If conflicting cultural qualities support opposing strategic aims, leaders may have to conduct a difficult balancing act. In their investigation, they discovered that organizations that indicate they need to enhance recruiting and retention also report that some of their cultural qualities include making decisions through single points of accountability and supporting an incremental approach to change. This means that these two characteristics may be harming recruiting and retention efforts. However, before leaping to judgments, it is vital to recognize that those same characteristics may actually help with other aspects of an organization's strategy. For example, they discovered in the 2018 Global Culture Survey that having single points of responsibility is beneficial if a firm strives for operational excellence.


If organizations are to traverse the difficulties ahead, they must first establish and prioritize their strategic goals, then determine which traits and behaviors support those goals, and then activate and begin to transform their culture through the use of key organizational levers, or enablers.


This poll provided participants with nine enablers—both formal and informal—that we know from experience are helpful in assisting organizations in creating coherence in the qualities and behaviors recognized as most critical to their success.


The survey findings analysis also revealed that organizations should employ as many of these enablers, whether formal or informal, as feasible. According to their findings, organizations with more unique cultures and coherence activate more of these cultural change facilitators. When more than four enablers were active during the pandemic, for example, the survey results revealed a considerable increase in culture as a source of competitive advantage and an organization's ability to adapt (see Exhibit 14).

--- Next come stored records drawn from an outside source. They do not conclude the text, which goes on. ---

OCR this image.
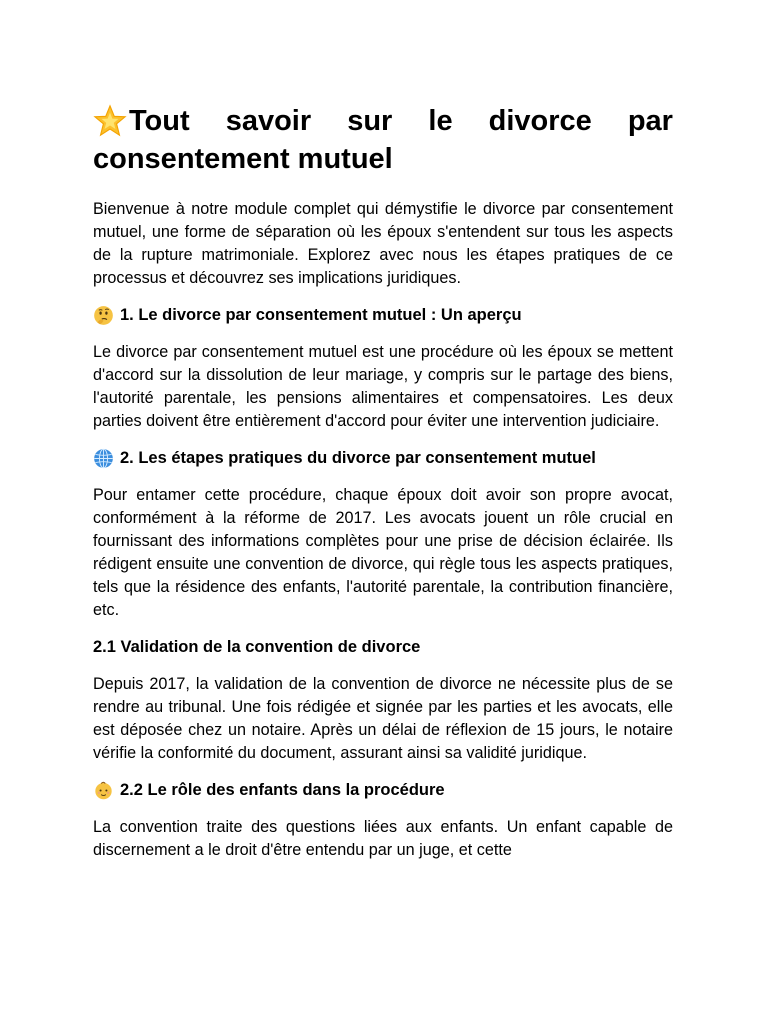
Tout savoir sur le divorce par
consentement mutuel

Bienvenue à notre module complet qui démystifie le divorce par consentement mutuel, une forme de séparation où les époux s'entendent sur tous les aspects de la rupture matrimoniale. Explorez avec nous les étapes pratiques de ce processus et découvrez ses implications juridiques.

1. Le divorce par consentement mutuel : Un aperçu

Le divorce par consentement mutuel est une procédure où les époux se mettent d'accord sur la dissolution de leur mariage, y compris sur le partage des biens, l'autorité parentale, les pensions alimentaires et compensatoires. Les deux parties doivent être entièrement d'accord pour éviter une intervention judiciaire.

2. Les étapes pratiques du divorce par consentement mutuel

Pour entamer cette procédure, chaque époux doit avoir son propre avocat, conformément à la réforme de 2017. Les avocats jouent un rôle crucial en fournissant des informations complètes pour une prise de décision éclairée. Ils rédigent ensuite une convention de divorce, qui règle tous les aspects pratiques, tels que la résidence des enfants, l'autorité parentale, la contribution financière, etc.

2.1 Validation de la convention de divorce

Depuis 2017, la validation de la convention de divorce ne nécessite plus de se rendre au tribunal. Une fois rédigée et signée par les parties et les avocats, elle est déposée chez un notaire. Après un délai de réflexion de 15 jours, le notaire vérifie la conformité du document, assurant ainsi sa validité juridique.

2.2 Le rôle des enfants dans la procédure

La convention traite des questions liées aux enfants. Un enfant capable de discernement a le droit d'être entendu par un juge, et cette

During the pandemic, organizations who used more of these enablers were also more likely to observe improvements in key performance measures such as revenue, customer happiness, and employee satisfaction (see Exhibit 15). In other words, an actively managed culture gives individuals the reinforcing nudges and support they need to build momentum around the essential few behaviors that drive corporate success.



Final words: Culture as a catalyst


An organization's culture is deeply entrenched and difficult to change. However, 2020 demonstrated that, when necessary, organizations may achieve quick transformation by focusing on a crucial few behaviors. As executives face a slew of business imperatives, such as digital transformation and adjusting to shifting working styles, organizational culture may be a valuable ally.


Of course, more work is needed if organizations are to translate leaders' good intentions about culture into quantitative benefits in staff retention, DEI, and transformation programs. Culture, however, can be a strong force that encourages retention and functions as an insurance policy against future disasters provided it is linked with strategy, purpose, and the operating model.